La Rue Berton, empedrada de guijones desiguales con festones de hierba, como una calle de provincia, se escurre entre dos muros abrumados de enredaderas que disimulan pabellones del siglo XVIII. Por aquí rodó la carroza de la Princesa de Lamballe, cuando la infortunada amiga de María Antonieta venía a su casa de campo, cuya verja elegante se abre en una plazoleta. Más allá, la calle sube, se retuerce en rincones de film alemán, se estrecha hasta lo inverosímil entre paredes leprosas. Sobre su misterio se inclina un farol de gas que olvidó apagarse al alba y arde con luz tísica. A la puerta de casucas pardas cosen las mujeres, cuelgan jaulas con canarios como metáforas en un verso, bebés rubios reconstruyen el mundo en un montoncito de arena. Y es la sensación de vivir en otra ciudad distinta del París cotidiano, en otra edad sin mecánica y sin venenos.

    En un ensanche se abre una puerta cochera. En el quicio, dos guardacantones desgastados por las ruedas de dos siglos -de las carrozas a los automóviles- y premiados con una tarja de mármol, indican el límite de las dos antiguas señorías: la de acá, Pasy; Auteuil la de allá. Y del lado de allá, en Auteuil, esa casa de la puerta cochera es la casa de Balzac.

    Unas palabras de topografía: la casa está en el flanco de la colina de Passy, que domina al río. Dos pisos se alzan sobre la Rue Raynouard -por donde se entra al edificio- y otros dos, detrás, ocupan el desnivel. Una escalera muy oscura baja al claro patiecillo en cuyo fondo está la "jaula de moscas" que habitó Balzac de 1840 a 1848 y por la cual pagaba... ¡cincuenta francos al mes!

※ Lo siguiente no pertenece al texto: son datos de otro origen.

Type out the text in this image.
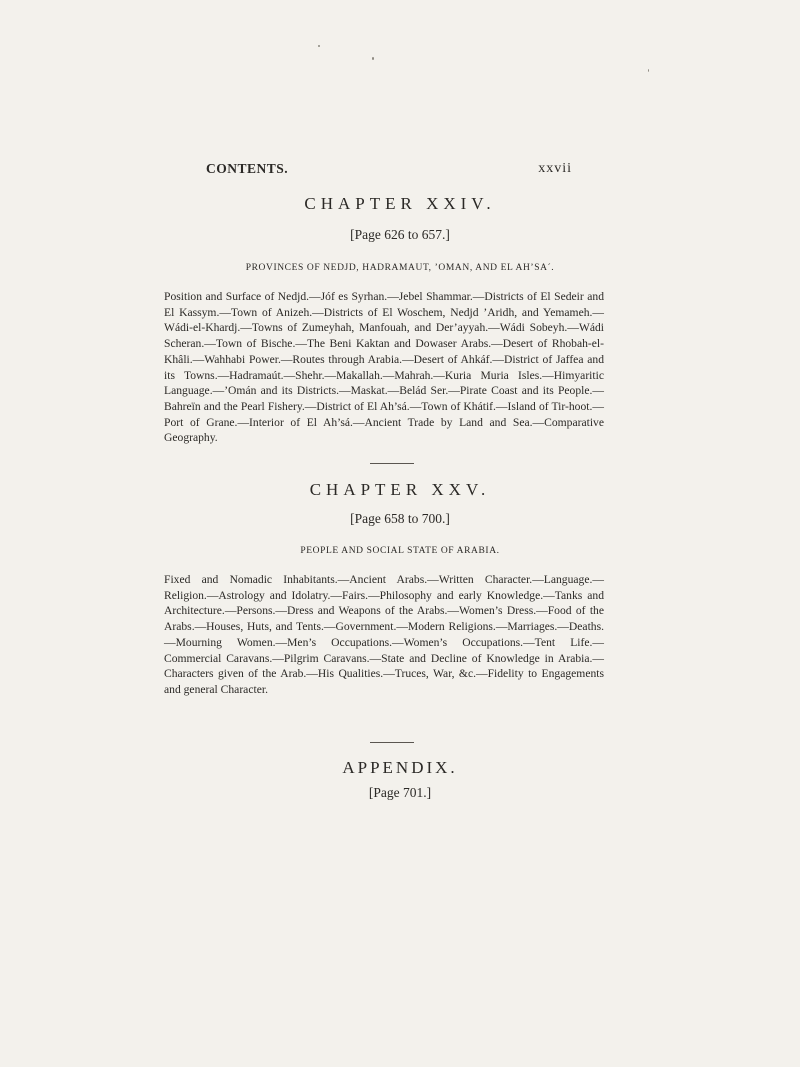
CONTENTS.	xxvii
CHAPTER XXIV.
[Page 626 to 657.]
PROVINCES OF NEDJD, HADRAMAUT, ’OMAN, AND EL AH’SA´.

Position and Surface of Nedjd.—Jóf es Syrhan.—Jebel Shammar.—Districts of El Sedeir and El Kassym.—Town of Anizeh.—Districts of El Woschem, Nedjd ’Aridh, and Yemameh.—Wádi-el-Khardj.—Towns of Zumeyhah, Manfouah, and Der’ayyah.—Wádi Sobeyh.—Wádi Scheran.—Town of Bische.—The Beni Kaktan and Dowaser Arabs.—Desert of Rhobah-el-Khâli.—Wahhabi Power.—Routes through Arabia.—Desert of Ahkáf.—District of Jaffea and its Towns.—Hadramaút.—Shehr.—Makallah.—Mahrah.—Kuria Muria Isles.—Himyaritic Language.—’Omán and its Districts.—Maskat.—Belád Ser.—Pirate Coast and its People.—Bahreïn and the Pearl Fishery.—District of El Ah’sá.—Town of Khátif.—Island of Tir-hoot.—Port of Grane.—Interior of El Ah’sá.—Ancient Trade by Land and Sea.—Comparative Geography.

CHAPTER XXV.
[Page 658 to 700.]
PEOPLE AND SOCIAL STATE OF ARABIA.

Fixed and Nomadic Inhabitants.—Ancient Arabs.—Written Character.—Language.—Religion.—Astrology and Idolatry.—Fairs.—Philosophy and early Knowledge.—Tanks and Architecture.—Persons.—Dress and Weapons of the Arabs.—Women’s Dress.—Food of the Arabs.—Houses, Huts, and Tents.—Government.—Modern Religions.—Marriages.—Deaths.—Mourning Women.—Men’s Occupations.—Women’s Occupations.—Tent Life.—Commercial Caravans.—Pilgrim Caravans.—State and Decline of Knowledge in Arabia.—Characters given of the Arab.—His Qualities.—Truces, War, &c.—Fidelity to Engagements and general Character.

APPENDIX.
[Page 701.]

    Alquiler proporcionado al local: todo es mezquino, bajo de techo. Una guardiana de peluca roja, traje negro y piel amarilla- ¿cómo no alarma a los nacionalistas esa alusión germánica?- llena con descripciones verbosas el lugar de los muebles ausentes, en las habitaciones vacías: el vestíbulo, con el busto y los letreros indispensables; el comedor, que decoran litografías, estampas, caricaturas; el corredorcito en cuyo suelo se abre una trampa y se enrosca la escalera por donde escapó el novelista cuando quisieron aprehenderlo por deudas, y que conduce a la rue Berton; la sala, donde se dan conciertos a la luz de las bujías ante devotos a los que es lástima no se les exija de la época... En la alcoba una vitrina contiene los restos del guardarropa: una camisa de grandes puños y cuello abierto, y un chaleco rameado: ¡el último de los treinta! A pesar de la invitación que me hace la locuaz cicerona no me atrevo a pasar por esas telas un dedo tímido; tocarlas sería, a través del tiempo, llegar un poco hasta el escritor excepcional que se vistió con ellas. Y mantener las distancias es el orgullo de los humildes.

    El gabinete de trabajo, en fin. Una ventana se abre sobre la rue Berton frente al palacete de la Princesa de Lamballe. Una puertecita da al jardín. Y aquí está el sillón, alto de respaldo, deshilachada la tapicería; y la mesa, pequeña, desvencijada, punteanda con las minúsculas ces de la carcoma, en las que apenas caben los cuatro infolios del Diccionario Histórico de Bayle, un candelabro de tres bujías con pantalla de latón, y un vaciado en bronce de la mano que creó La comedia humana.

    ¡Ah, la mano de Balzac! ¡Cómo guarda en sus arrugas, en sus masas fofas, en sus líneas confusas de sismograma, toda la vida del coloso! Bajo la lámpara modesta, cerca de los viejos libros, parece que se anima: se creyera que el espacio entre el sillón y ella se llena de algo, invisible... Se creyera que va alzarse de sobre la mesa y a cubrir, como otras veces, las hojas de papel con garabatos complicados de interlineaciones, de subrayados, de llamadas marginales, -aquellas hojas de papel que él tiraba al suelo una vez escritas... Esa mano creadora llena toda esta salita humilde. Entre ese techo bajo y estas paredes estrechas ¡qué tempestades vivió el hombre formidable, envuelto en su ropón frailuno, mientras París dormía! Los muñequitos de trapo reproducían sobre su mesa una sociedad minúscula, a su verdadero tamaño. Aquí, Balzac, tal el dios de una mitología extinta, daba la vida y la muerte a los hombres, sus criaturas. Aquí los hacía reír o llorar. Aquí los creaba rapaces, maníacos, abyectos, pero también sencillos, y buenos, y nobles, en iguales partes de bien y de mal, como los que más allá de este silencio y de esta paz gozaban y penaban, nacían y morían...

    En una vitrina, una colección de ediciones balzacianas tiene la melancolía de un puesto de buquinista en los muelles del Sena. Otra, guarda autógrafos, la célebre cafetera, un neceser de escritorio, un daguerrotipo: Balzac se pierde en él, se precisa, se esfuma, y hay que tantear con movimientos de cabeza el ángulo exacto desde el cual se le inmoviliza; está como todos lo imaginamos: el pelo negligente, simpático el bigote, familiar la camisa, enorme, poderoso, cual si su obra le hubiera hecho a su imagen y semejanza.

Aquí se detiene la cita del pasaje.